I must submit, or lose all liberty.” 

This is similar to the contrast between Antigone and her sister Ismene. There is some similarity in the doggedness and inflexibility of Antigone and Electra, but of course Antigone is a softer, more lovable character. There’s something perverse in Electra’s grief: 

“ELECTRA […] if I give up my grief, what should

I gain?” 

The more interesting part however is when Sophocles shows us the perspective of Clytemnestra, the mother. 

“CLYTEMNESTRA […] This father of yours, whom you are always mourning,

Had killed your sister, sacrificing her

To Artemis, the only Greek who could endure

To do it—though his part, when he begot her,

Was so much less than mine, who bore the child.

So tell me why, in deference to whom,

He sacrificed her? For the Greeks, you say?

What right had they to kill a child of mine?”

Menelaus and Helen have two sons, why not sacrifice them? 

“CLYTEMNESTRA […] Or had the god of death some strange desire

To feast on mine, and not on Helen’s children?

Or did this most unnatural father love

His brother’s children, not the one I bore him?

Was not this father monstrous, criminal?” 

There was surprise because of my ignorance—perhaps the effect would have been reduced if one had known the myth—but it is a magnificent moment to switch to Clytemnestra’s perspective after the consuming hate of Electra. It complicates things. It raises questions about Electra’s devotion to the father and indifference to the dead sister. 

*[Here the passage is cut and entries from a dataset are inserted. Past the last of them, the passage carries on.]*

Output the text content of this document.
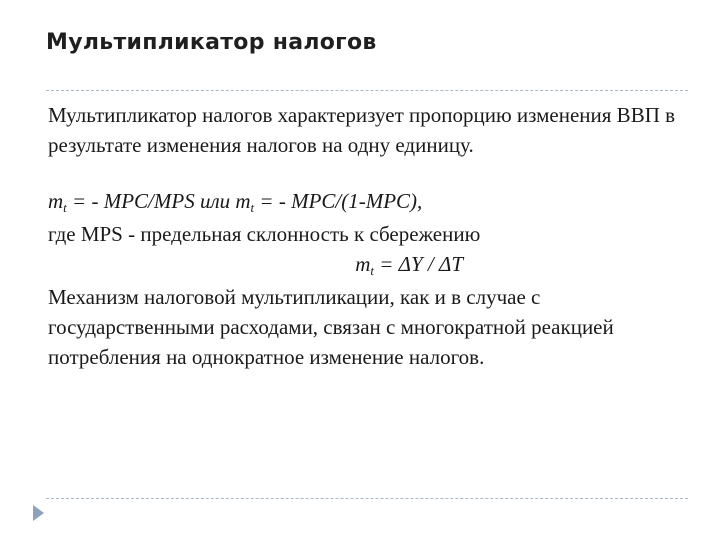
Мультипликатор налогов

Мультипликатор налогов характеризует пропорцию изменения ВВП в результате изменения налогов на одну единицу.

mt = - MPC/MPS или mt = - MPC/(1-MPC),

где MPS - предельная склонность к сбережению

mt = ΔY / ΔT

Механизм налоговой мультипликации, как и в случае с государственными расходами, связан с многократной реакцией потребления на однократное изменение налогов.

3/ Like Hamlet, and unlike the revenge plays of the Elizabethan and Jacobean eras, Electra is not really about the revenge. Shakespeare’s play has Hamlet meditating on the meaning of existence and the point of revenge. Sophocles’s play is about an obsessive hate that deforms a person.  

I like this passage from Kenneth McLeish’s A Guide to Greek Theatre and Drama

“When we see Orestes follow Aigisthos into the palace to kill him and Elektra standing alone, watching them leave, we know that the ending is no ending, that the rest of the story must mean pain and suffering of which neither she nor Oreste have so much as dreamed. Although Elektra doesn’t realise it, she ends the play as alone, bereft and desolate as ever.” 

This is a magnificent play. 


4/ Another comment: I first read Electra in the translation of Robert Bagg. 

“ELEKTRA That’s what they plan to do to me? 

CHRYSÒTHEMIS Yes. When Aegisthus gets back.

ELEKTRA That’s it? Then I hope he comes soon.

CHRYSÒTHEMIS You’re crazy! What a sick wish!

ELEKTRA Let him come, if that’s what he intends.

CHRYSÒTHEMIS So you can suffer? How insane is that?

ELEKTRA It will put plenty of distance

between me and the likes of you.”

Imagine being used to the poetry of Shakespeare and having recently enjoyed Richard Wilbur’s rhyme verse translation of Molière and then reading that translation. 

This is the same passage in H. D. F. Kitto’s translation (the version I read): 

“ELECTRA Will they do that to me?

CHRYSOTHEMIS They will; it is

Decreed, the moment that Aegisthus has returned.

ELECTRA Then let him come at once, for all I care!

CHRYSOTHEMIS How can you say it? Are you mad?

ELECTRA At least,

I shall be out of sight of all of you.”

Sounds much better.  

One of the headaches of reading ancient Greek plays is finding a good translation.